Signature Books, 1997

Reviewed by Eric Johnson

Although many Mormons know that second LDS President Brigham Young was a practicing polygamist, some may not realize that Joseph Smith had many wives as well. When this issue is broached, I have heard it said more than once that such an accusation is nothing more than an anti-Mormon lie.

For those who are interested in verified historical evidence, the best book on the topic that ought to be studied and used as a resource is In Sacred Loneliness by Todd Compton, a Latter-day Saint possessing a Ph.D. who has taught at prestigious universities such as UCLA and USC. To those who may doubt the veracity of Smith’s polygamous past, this book–recipient of the “Best Book Award” by both the John Whitmer Historical Association and the Mormon History Association–is sure to cause plenty of consternation.

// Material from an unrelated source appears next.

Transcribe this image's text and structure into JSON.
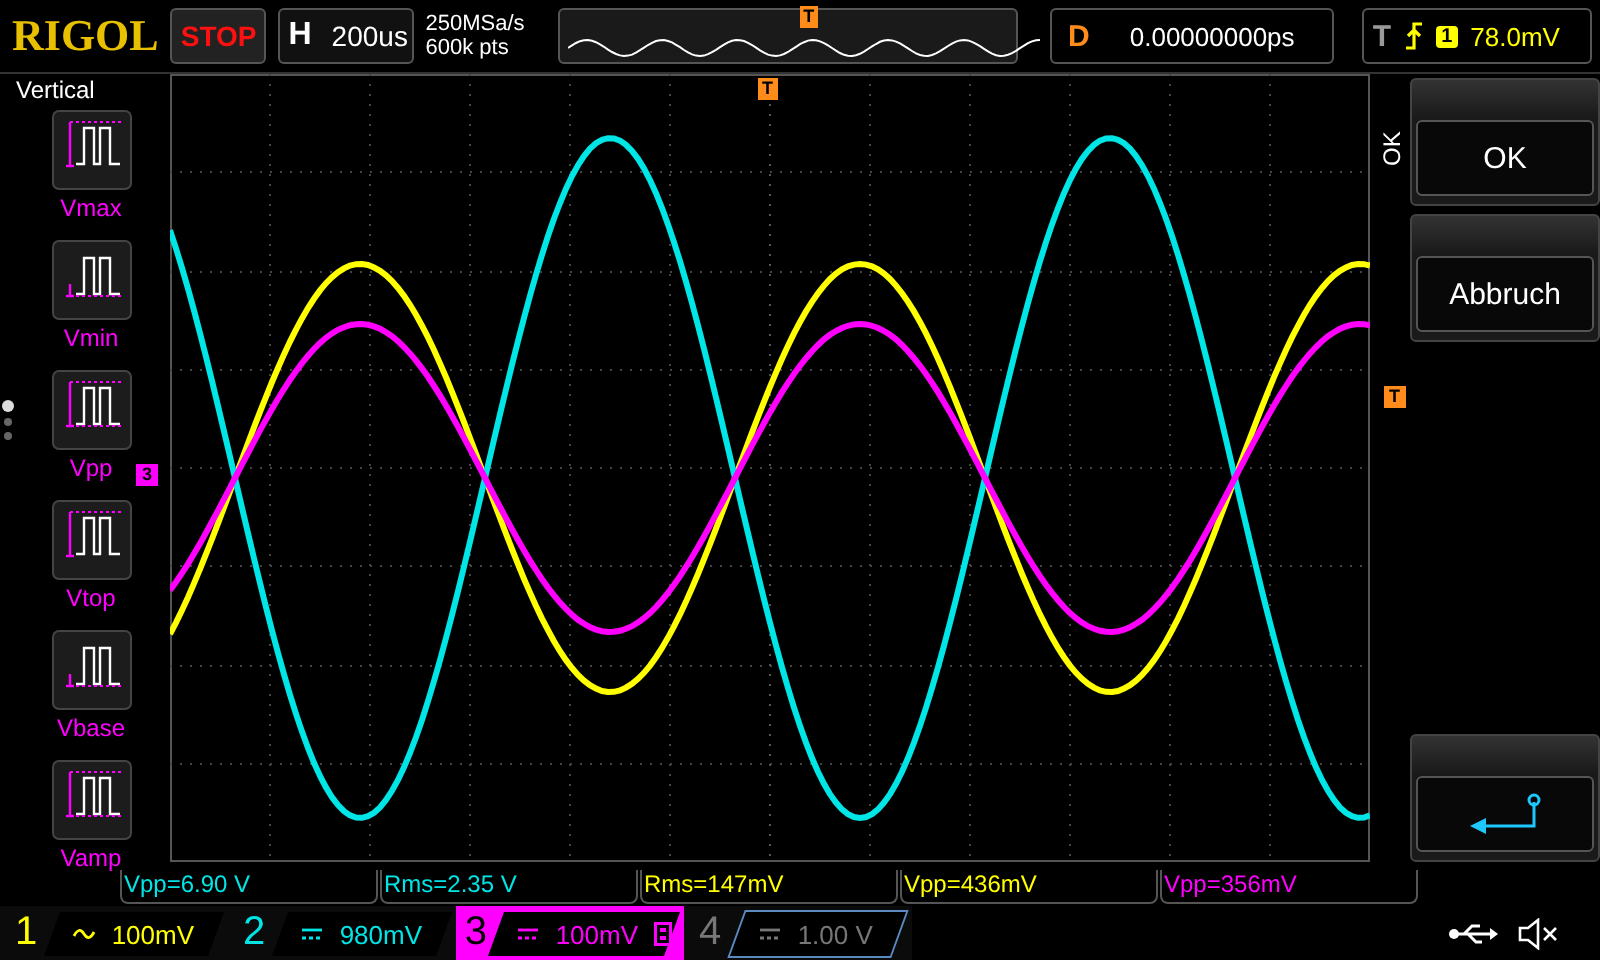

Of course, Compton is not the only one who has come to this conclusion. Other respected historians with the same evidence include Richard S. Van Wagoner (Mormon Polygamy: A History), Richard Bushman (Joseph Smith: Rough Stone Rolling), and Mormon Enigma: Emma Hale Smith (Linda King Newell and Valeen Tippetts Avery).  Yet while there are certainly many reputable sources, I believe that nobody has recorded such in depth histories for each of Smith’s wives as does Compton. This is why I think this volume should be a priority to have within arm’s length on any researcher’s bookshelf.

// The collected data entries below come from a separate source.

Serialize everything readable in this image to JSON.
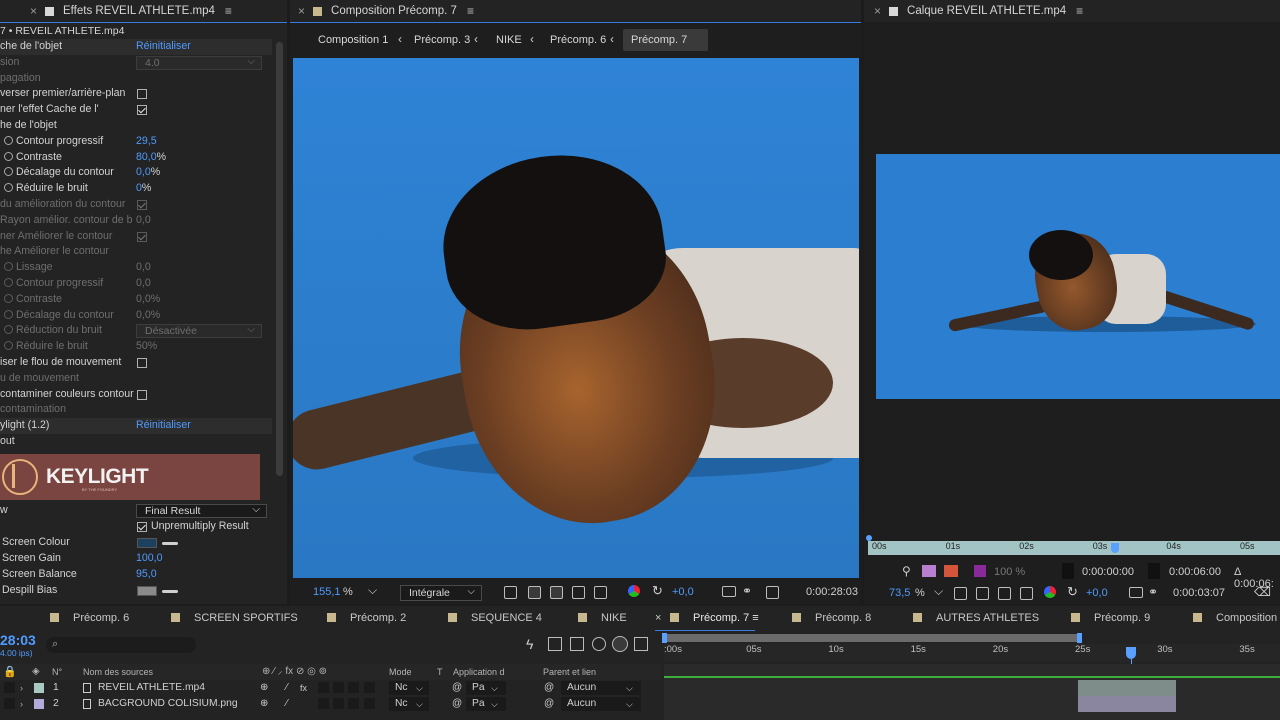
{
  "effects_panel": {
    "tab_title": "Effets  REVEIL ATHLETE.mp4",
    "subheader": "7 • REVEIL ATHLETE.mp4",
    "rows": [
      {
        "label": "che de l'objet",
        "value": "Réinitialiser",
        "type": "header"
      },
      {
        "label": "sion",
        "value": "4.0",
        "type": "dropdown-dim"
      },
      {
        "label": "pagation",
        "type": "dim"
      },
      {
        "label": "verser premier/arrière-plan",
        "type": "check"
      },
      {
        "label": "ner l'effet Cache de l'",
        "type": "check-on"
      },
      {
        "label": "he de l'objet",
        "type": "plain"
      },
      {
        "label": "Contour progressif",
        "value": "29,5",
        "type": "stop"
      },
      {
        "label": "Contraste",
        "value": "80,0",
        "unit": "%",
        "type": "stop"
      },
      {
        "label": "Décalage du contour",
        "value": "0,0",
        "unit": "%",
        "type": "stop"
      },
      {
        "label": "Réduire le bruit",
        "value": "0",
        "unit": "%",
        "type": "stop"
      },
      {
        "label": "du amélioration du contour",
        "type": "check-on-dim"
      },
      {
        "label": "Rayon amélior. contour de b",
        "value": "0,0",
        "type": "dim-val"
      },
      {
        "label": "ner Améliorer le contour",
        "type": "check-on-dim"
      },
      {
        "label": "he Améliorer le contour",
        "type": "dim"
      },
      {
        "label": "Lissage",
        "value": "0,0",
        "type": "stop-dim"
      },
      {
        "label": "Contour progressif",
        "value": "0,0",
        "type": "stop-dim"
      },
      {
        "label": "Contraste",
        "value": "0,0%",
        "type": "stop-dim"
      },
      {
        "label": "Décalage du contour",
        "value": "0,0%",
        "type": "stop-dim"
      },
      {
        "label": "Réduction du bruit",
        "value": "Désactivée",
        "type": "dropdown-dim-stop"
      },
      {
        "label": "Réduire le bruit",
        "value": "50%",
        "type": "stop-dim"
      },
      {
        "label": "iser le flou de mouvement",
        "type": "check"
      },
      {
        "label": "u de mouvement",
        "type": "dim"
      },
      {
        "label": "contaminer couleurs contour",
        "type": "check"
      },
      {
        "label": "contamination",
        "type": "dim"
      },
      {
        "label": "ylight (1.2)",
        "value": "Réinitialiser",
        "type": "header"
      },
      {
        "label": "out",
        "type": "plain"
      }
    ],
    "keylight_logo_text": "KEYLIGHT",
    "keylight_logo_sub": "BY THE FOUNDRY",
    "view_label": "w",
    "view_value": "Final Result",
    "unpremultiply_label": "Unpremultiply Result",
    "screen_colour_label": "Screen Colour",
    "screen_gain_label": "Screen Gain",
    "screen_gain_value": "100,0",
    "screen_balance_label": "Screen Balance",
    "screen_balance_value": "95,0",
    "despill_bias_label": "Despill Bias"
  },
  "composition_panel": {
    "tab_title": "Composition  Précomp. 7",
    "breadcrumbs": [
      "Composition 1",
      "Précomp. 3",
      "NIKE",
      "Précomp. 6",
      "Précomp. 7"
    ],
    "zoom": "155,1",
    "zoom_unit": "%",
    "resolution": "Intégrale",
    "exposure": "+0,0",
    "timecode": "0:00:28:03"
  },
  "layer_panel": {
    "tab_title": "Calque  REVEIL ATHLETE.mp4",
    "ruler_labels": [
      "00s",
      "01s",
      "02s",
      "03s",
      "04s",
      "05s"
    ],
    "opacity": "100 %",
    "in_point": "0:00:00:00",
    "out_point": "0:00:06:00",
    "duration": "Δ 0:00:06:",
    "zoom": "73,5",
    "zoom_unit": "%",
    "exposure": "+0,0",
    "timecode": "0:00:03:07"
  },
  "timeline": {
    "tabs": [
      {
        "label": "Précomp. 6",
        "color": "#c8b890"
      },
      {
        "label": "SCREEN SPORTIFS",
        "color": "#c8b890"
      },
      {
        "label": "Précomp. 2",
        "color": "#c8b890"
      },
      {
        "label": "SEQUENCE 4",
        "color": "#c8b890"
      },
      {
        "label": "NIKE",
        "color": "#c8b890"
      },
      {
        "label": "Précomp. 7",
        "color": "#c8b890",
        "active": true
      },
      {
        "label": "Précomp. 8",
        "color": "#c8b890"
      },
      {
        "label": "AUTRES ATHLETES",
        "color": "#c8b890"
      },
      {
        "label": "Précomp. 9",
        "color": "#c8b890"
      },
      {
        "label": "Composition 1",
        "color": "#c8b890"
      }
    ],
    "current_time": "28:03",
    "fps": "4.00 ips)",
    "search_placeholder": "",
    "columns": {
      "num": "N°",
      "source": "Nom des sources",
      "mode": "Mode",
      "t": "T",
      "track_matte": "Application d",
      "parent": "Parent et lien"
    },
    "ruler_labels": [
      ":00s",
      "05s",
      "10s",
      "15s",
      "20s",
      "25s",
      "30s",
      "35s"
    ],
    "layers": [
      {
        "num": "1",
        "name": "REVEIL ATHLETE.mp4",
        "label_color": "#a9c9c2",
        "mode": "Nc",
        "matte": "Pa",
        "parent": "Aucun"
      },
      {
        "num": "2",
        "name": "BACGROUND COLISIUM.png",
        "label_color": "#b2aad8",
        "mode": "Nc",
        "matte": "Pa",
        "parent": "Aucun"
      }
    ]
  },
  "colors": {
    "accent": "#4f9bff",
    "chroma_blue": "#2c7fd0"
  }
}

On page xi of his introduction, Compton writes,

In fact, one occasionally meets Mormons who have no idea that Joseph Smith had plural wives at all; twentieth-century Mormons are undoubtedly uncomfortable with the details of nineteenth-century polygamy.

I can vouch for his statement. A few years ago, local Christians before the Mormon Miracle Pageant in Manti assembled together in the public street to portray Smith’s almost three dozen wives, each wearing the pioneer dress with a sign around her neck explaining which wife she was. (See the YouTube video links at the end of this article.) For several evenings I stood nearby and watched Latter-day Saints approach the girls and women. I can’t tell you how many times faithful Mormons became irritated, claiming that this was nothing more than an “anti-Mormon” set-up. When presented with the evidence, however, some ended up changing their minds, though the majority chalked this information up to “that’s just the way it was in those pioneer days.” What obviously had bothered them just a few minutes before was suddenly shelved under a category I describe as “not fitting within my comfort zone but I’ll accept it anyway.”

Although the numbers have varied depending on the researcher, Compton counts a total of 33 girls and women whom Smith married.

Eleven (33 percent) were 14 to 20 years old when they married him. Nine wives (27 percent) were twenty-one to thirty years old. Eight wives (24 percent) were in Smith’s own peer group, ages thirty-one to forty.  In the group aged forty-one to fifty, there is a substantial drop off: two wives, or 6 percent, and three (9 percent) in the group fifty-one to sixty. The teenage representation is the largest, though the twenty-year and thirty-year groups are comparable, which contradicts the Mormon folk-wisdom that sees the beginnings of polygamy as an attempt to care for older, unattached women. (11)

Although a number of Mormons may think that Smith had sexless marriages because they were for the next life and not this, Compton says this was not the case. In fact, “many of Joseph’s wives affirmed that they were married to him for eternity and time, with sexuality included.” (14) Thus,

though it is possible that Joseph had some marriages in which there were no sexual relations, there is no explicit or convincing evidence for this (except, perhaps, in the case of the older wives, judging from later Mormon polygamy). And in a significant number of marriages, there is evidence for sexual relations. (15)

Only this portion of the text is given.